Central Canada Sees Slower Growth
By contrast, the largest urban centres in central Canada recorded more modest growth. Flood said hotel markets in cities such as Toronto, Montreal and Ottawa were affected more directly by broader economic factors tied to cross-border business activity.
“Where we saw the least amount of growth, ironically, was in central Canada,” he said.
He said those markets tend to rely more heavily on corporate travel and business linked to the United States, which slowed in response to changes in U.S. trade policy.
“These central Canada markets are much more reliant on U.S. trade,” Flood said. “Industry and corporate definitely slowed.”
As a result, the urban markets that typically benefit from corporate travel did not experience the same pace of expansion seen in tourism-focused regions.

Outlook Remains Positive
Despite the slower growth in some areas, Flood said the overall outlook for the Canadian hotel sector remains favourable. The combination of continued rate growth and stable demand is expected to support performance through the remainder of the year.
Flood said that trend is expected to continue as both domestic and international tourism remain active.
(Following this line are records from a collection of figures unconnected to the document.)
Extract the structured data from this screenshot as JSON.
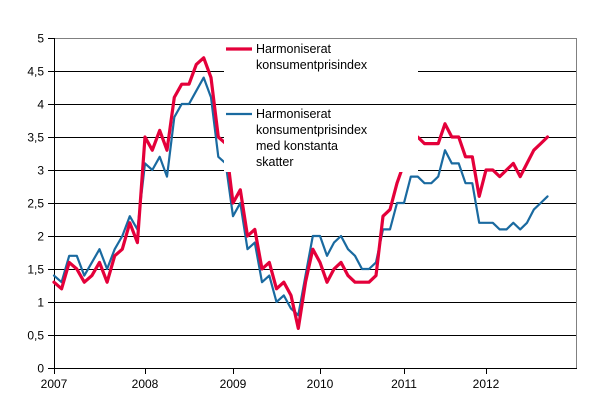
{
  "chart_data": {
    "type": "line",
    "title": "",
    "xlabel": "",
    "ylabel": "",
    "ylim": [
      0,
      5
    ],
    "yticks": [
      "0",
      "0,5",
      "1",
      "1,5",
      "2",
      "2,5",
      "3",
      "3,5",
      "4",
      "4,5",
      "5"
    ],
    "xticks": [
      "2007",
      "2008",
      "2009",
      "2010",
      "2011",
      "2012"
    ],
    "x_start": "2007-01",
    "x_end": "2012-11",
    "grid": true,
    "legend_position": "inside-top",
    "series": [
      {
        "name": "Harmoniserat konsumentprisindex",
        "color": "#e4003a",
        "width": 3.2,
        "values": [
          1.3,
          1.2,
          1.6,
          1.5,
          1.3,
          1.4,
          1.6,
          1.3,
          1.7,
          1.8,
          2.2,
          1.9,
          3.5,
          3.3,
          3.6,
          3.3,
          4.1,
          4.3,
          4.3,
          4.6,
          4.7,
          4.4,
          3.5,
          3.4,
          2.5,
          2.7,
          2.0,
          2.1,
          1.5,
          1.6,
          1.2,
          1.3,
          1.1,
          0.6,
          1.3,
          1.8,
          1.6,
          1.3,
          1.5,
          1.6,
          1.4,
          1.3,
          1.3,
          1.3,
          1.4,
          2.3,
          2.4,
          2.8,
          3.1,
          3.5,
          3.5,
          3.4,
          3.4,
          3.4,
          3.7,
          3.5,
          3.5,
          3.2,
          3.2,
          2.6,
          3.0,
          3.0,
          2.9,
          3.0,
          3.1,
          2.9,
          3.1,
          3.3,
          3.4,
          3.5
        ]
      },
      {
        "name": "Harmoniserat konsumentprisindex med konstanta skatter",
        "color": "#1a6aa0",
        "width": 2.2,
        "values": [
          1.4,
          1.3,
          1.7,
          1.7,
          1.4,
          1.6,
          1.8,
          1.5,
          1.8,
          2.0,
          2.3,
          2.1,
          3.1,
          3.0,
          3.2,
          2.9,
          3.8,
          4.0,
          4.0,
          4.2,
          4.4,
          4.1,
          3.2,
          3.1,
          2.3,
          2.5,
          1.8,
          1.9,
          1.3,
          1.4,
          1.0,
          1.1,
          0.9,
          0.8,
          1.4,
          2.0,
          2.0,
          1.7,
          1.9,
          2.0,
          1.8,
          1.7,
          1.5,
          1.5,
          1.6,
          2.1,
          2.1,
          2.5,
          2.5,
          2.9,
          2.9,
          2.8,
          2.8,
          2.9,
          3.3,
          3.1,
          3.1,
          2.8,
          2.8,
          2.2,
          2.2,
          2.2,
          2.1,
          2.1,
          2.2,
          2.1,
          2.2,
          2.4,
          2.5,
          2.6
        ]
      }
    ]
  },
  "legend": {
    "items": [
      {
        "lines": [
          "Harmoniserat",
          "konsumentprisindex"
        ],
        "color": "#e4003a"
      },
      {
        "lines": [
          "Harmoniserat",
          "konsumentprisindex",
          "med konstanta",
          "skatter"
        ],
        "color": "#1a6aa0"
      }
    ]
  },
  "colors": {
    "grid": "#000000",
    "frame": "#808080",
    "axis": "#000000"
  }
}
“I think that’s going to continue through the year,” he said, noting that travel demand from both Canadian and international visitors is expected to support the sector.
Measured Development Pipeline
Flood also pointed to a relatively measured pace of hotel development in Canada, which he said has helped maintain balance in the market. New projects are continuing to move forward, but the volume of development remains moderate.
“Within Canada we don’t see as much new development,” he said. “There is new development occurring, but it’s at a very sustainable pace.”
That controlled expansion is likely to support stable operating conditions for existing properties while allowing the sector to grow gradually. Looking ahead, Flood characterized the industry’s trajectory as steady rather than volatile.
“I think going forward we’ll see a gradual expansion of the market,” he said.
For hotel operators and investors, the current environment suggests continued opportunity, particularly as travel patterns stabilize following the disruptions of recent years. “If anything,” Flood said, “what I would say is basically steady as she goes.”
He added that the sector still holds “good earning potential” as the market continues to evolve.